Recognized by Business Week as one of the best design schools in the world, the Lausanne University of Art & Design, known as Ecal, was just a local graphic and industrial design college less than 15 years ago. High octane creativity and adventurous partnerships have helped triple enrolment to the current 450 students, of which a quarter are foreign, and a Masters in Luxury & Design now completes the offer.
Along the way, the Ecole cantonale d’art de Lausanne has gained a more snappy acronym, Ecal, and acquired spectacular new premises, a textile factory on the outskirts of Lausanne converted by Bernard Tschumi, a world famous architect of Swiss origin. “Ecal’s contribution to the inventiveness and future of design is now universally recognized,” acknowledged Yvette Jaggi, the former head of Pro Helvetia, the official Swiss cultural promotion agency and an ex-Mayor of Lausanne.
Ecal’s director, Pierre Keller, urges his students to be “curious, curious and more curious”. When he travels the world, he remains on the look-out for talented designers whom he attracts to Lausanne by “paying and dining them well,” he said. Nevertheless, the average age of the teaching staff is no more than 33 years. A former Ecal student, Sophie Dépery, is now a partner of the up-and-coming team of Swiss design firm Life Goods. She says that the influence of foreign professors, many of them famous in their own right, has not only given the students a comprehensive knowledge of contemporary design but has also helped them develop their own artistic personalities.
One of the keys to the Ecal’s success is innovative partnerships with product makers. Frédéric Bernardeau, the director of the eponymous fine Limoges porcelain manufacturer, was so delighted with the Ecal collaboration this spring at the Milan Furniture Fair that he has become a strong advocate for industry to invest in art education and not only technology. He fears however that the over-structured system in France cannot allow for the freedom that generated creativity in Ecal students and which he feels is vital to maintain many trades, including industrial ones, alive.
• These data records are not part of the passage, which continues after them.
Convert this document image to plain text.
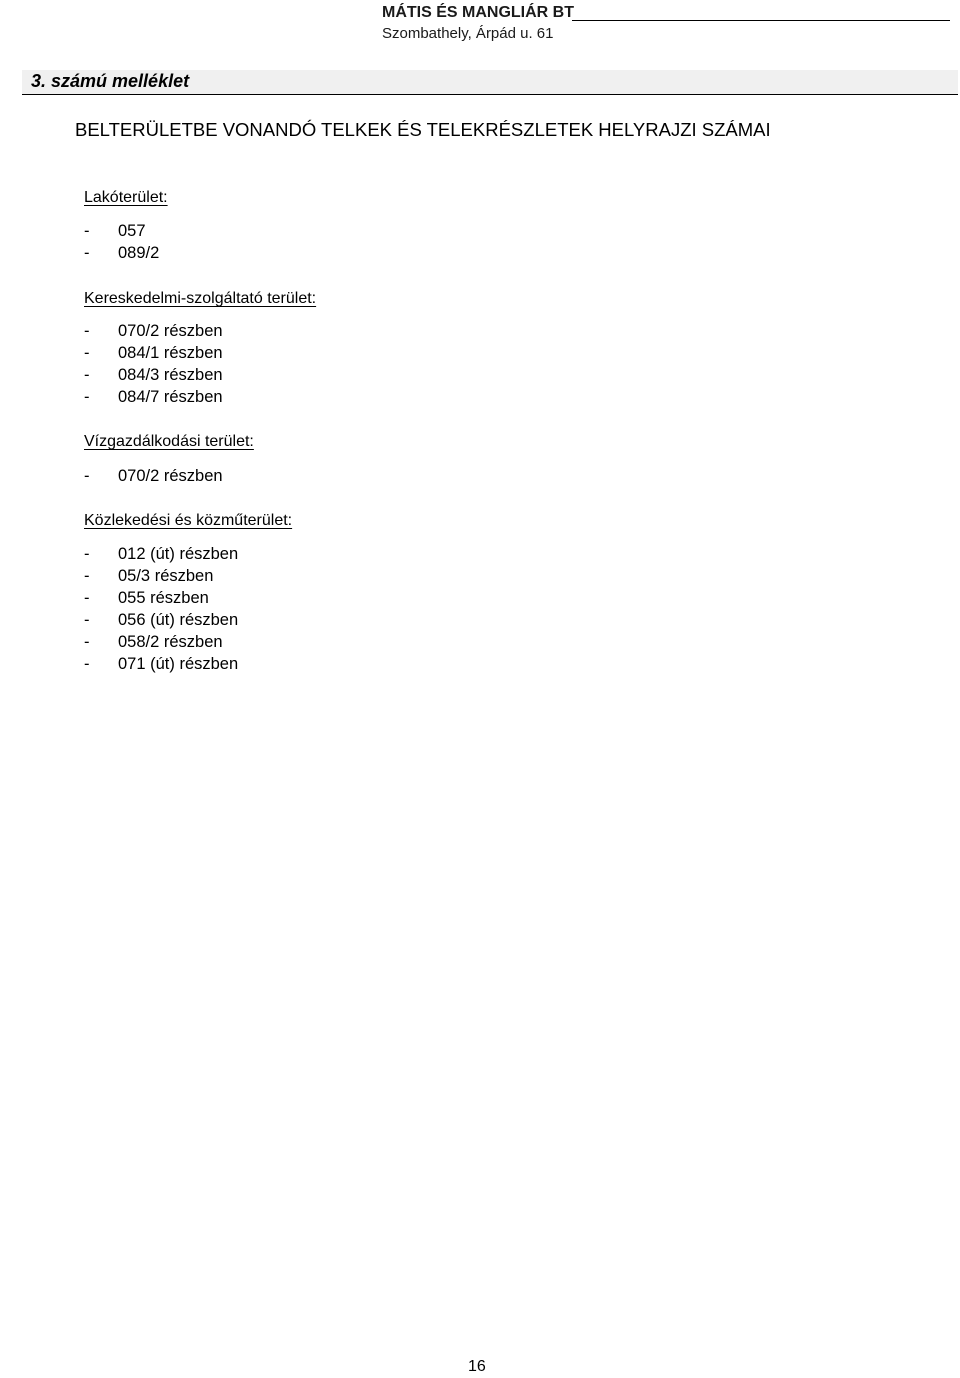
MÁTIS ÉS MANGLIÁR BT
Szombathely, Árpád u. 61
3. számú melléklet
BELTERÜLETBE VONANDÓ TELKEK ÉS TELEKRÉSZLETEK HELYRAJZI SZÁMAI
Lakóterület:
-	057
-	089/2
Kereskedelmi-szolgáltató terület:
-	070/2 részben
-	084/1 részben
-	084/3 részben
-	084/7 részben
Vízgazdálkodási terület:
-	070/2 részben
Közlekedési és közműterület:
-	012 (út) részben
-	05/3 részben
-	055 részben
-	056 (út) részben
-	058/2 részben
-	071 (út) részben
16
The same thought process appears to have motivated the creation of an “EPFL + Ecal Lab” with the scientists and engineers at the neighbouring Federal Institute of Technology in Lausanne. A Keller-perpetrated myth suggested that it was initially devised to ward off the undesired occupation of free space in his building by the social services of Renens, the suburban town where Ecal is newly installed. Keller contacted Patrick Aebischer, the director of the EPFL to suggest a collaboration between designers, architects and engineers. The resulting Lab has been entrusted to a former EPFL communications chief and science journalist, Nicolas Henchoz, whose mission, no less, is to prove that innovation is capable of “reinventing links between research and society”.
The most recent new project to date at Ecal is the launch of a Masters in Luxury and Design which, unusually for Switzerland, will be entirely financed by sponsors, including Hublot and Nestlé. No longer a school dedicated only to industrial design, Ecal claims to be a place where ideas are allowed to happen. More pragmatically, Switzerland is also home to luxury goods giant Richemont and a host of watchmakers that might be ready to pick up graduates from the new course.